My thanks to:
"Hill, Alan"
Casper Dik
Dan Anderson
Michael Sullivan
Dave Foster
Jim Earnest (at TIK!)
Unixboy@aol.com
Jenny Partusch
Here is the original query:
#One of the other admins here came across a Solaris [2.]7 machine (SS20)
#that had a broken /dev/null. Whenever a file is written to it, the
#contents stayed there. He removed the file and recreated the symlink to
#/devices/pseudo/mm@0:null. Same results.
#
#Short of reloading Solaris, anyone have any fixes?
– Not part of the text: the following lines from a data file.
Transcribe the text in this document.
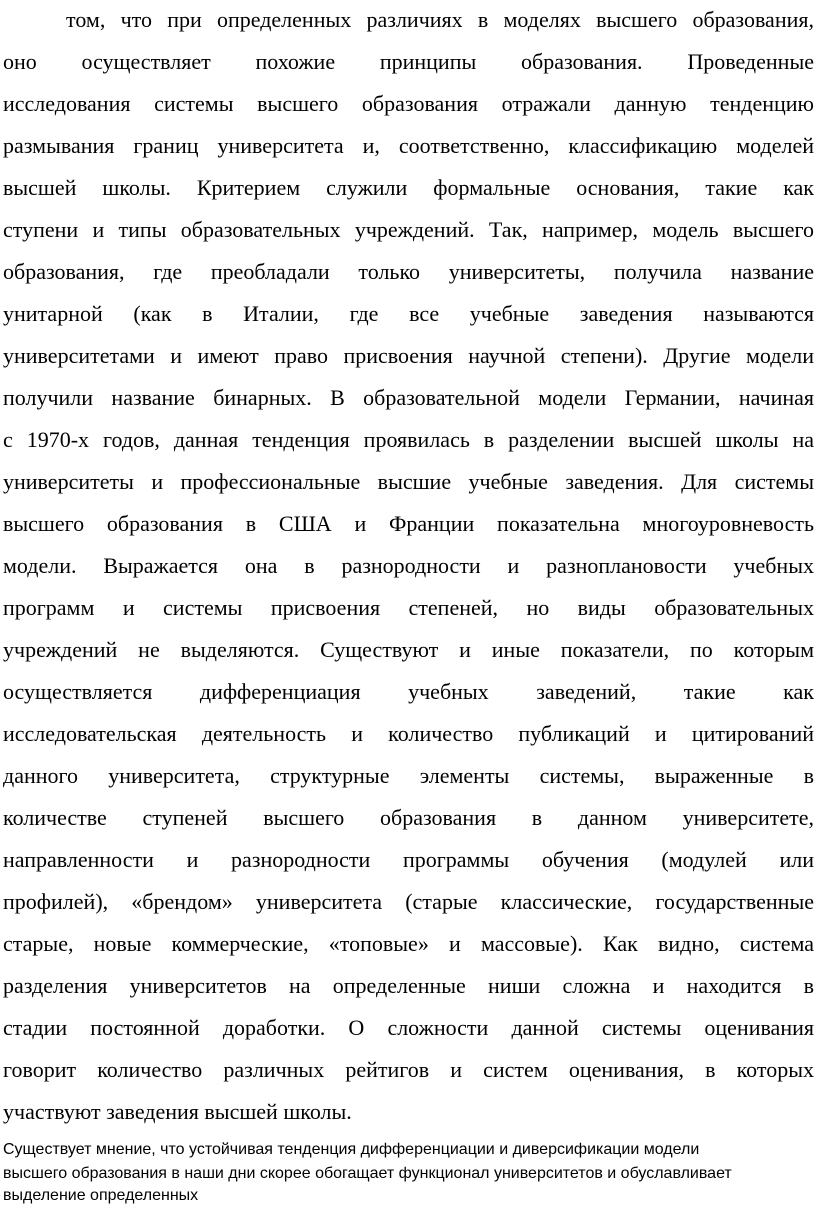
том, что при определенных различиях в моделях высшего образования,
оно осуществляет похожие принципы образования. Проведенные
исследования системы высшего образования отражали данную тенденцию
размывания границ университета и, соответственно, классификацию моделей
высшей школы. Критерием служили формальные основания, такие как
ступени и типы образовательных учреждений. Так, например, модель высшего
образования, где преобладали только университеты, получила название
унитарной (как в Италии, где все учебные заведения называются
университетами и имеют право присвоения научной степени). Другие модели
получили название бинарных. В образовательной модели Германии, начиная
с 1970-х годов, данная тенденция проявилась в разделении высшей школы на
университеты и профессиональные высшие учебные заведения. Для системы
высшего образования в США и Франции показательна многоуровневость
модели. Выражается она в разнородности и разноплановости учебных
программ и системы присвоения степеней, но виды образовательных
учреждений не выделяются. Существуют и иные показатели, по которым
осуществляется дифференциация учебных заведений, такие как
исследовательская деятельность и количество публикаций и цитирований
данного университета, структурные элементы системы, выраженные в
количестве ступеней высшего образования в данном университете,
направленности и разнородности программы обучения (модулей или
профилей), «брендом» университета (старые классические, государственные
старые, новые коммерческие, «топовые» и массовые). Как видно, система
разделения университетов на определенные ниши сложна и находится в
стадии постоянной доработки. О сложности данной системы оценивания
говорит количество различных рейтигов и систем оценивания, в которых
участвуют заведения высшей школы.
Существует мнение, что устойчивая тенденция дифференциации и диверсификации модели
высшего образования в наши дни скорее обогащает функционал университетов и обуславливает
выделение определенных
It's as if someone has
#plugged the hole in the bit bucket ... :-)
It turns out that the scenario actually went like this:
User tries to *mv* file to /dev/null. Gets "mv: cannot unlink /dev/null:
Permission denied". The other admin tries it as root, and by golly it
worked! :-)
ANSWER:
Should this happen to you, the actual device looks like this and can be
recreated with mknod
# ls -alL /dev/null
crw-rw-rw- 2 root sys 13, 2 Mar 30 10:00 /dev/null
This device spec can be retrieved by doing 'grep pseudo/mm@0:null
/var/sadm/install/contents'.
A reconfig reboot will recreate the /dev/null link (I'm still confused as
to whether a reconfig will also recreate the actual device).
See below for a method of simulating a reconfig reboot.
Peter
-- Peter Laws N5UWY | Systems Management and Radar Technology Team plaws@nssl.noaa.gov | National Severe Storms Lab, Norman, Okla---------- Forwarded message ---------- Date: Tue, 30 Mar 1999 11:57:34 -0500 (EST) From: Michael Sullivan
Try the following to recreaate all your devices:
_INIT_RECONFIG="set"; export _INIT_RECONFIG /sbin/sh /etc/init.d/drvconfig /sbin/sh /etc/init.d/devlinks _INIT_RECONFIG=""; export _INIT_RECONFIG
This is exactly the same thing which happens when you do a boot -r or touch /reconfigure and reboot. This will probe, find and build your devices.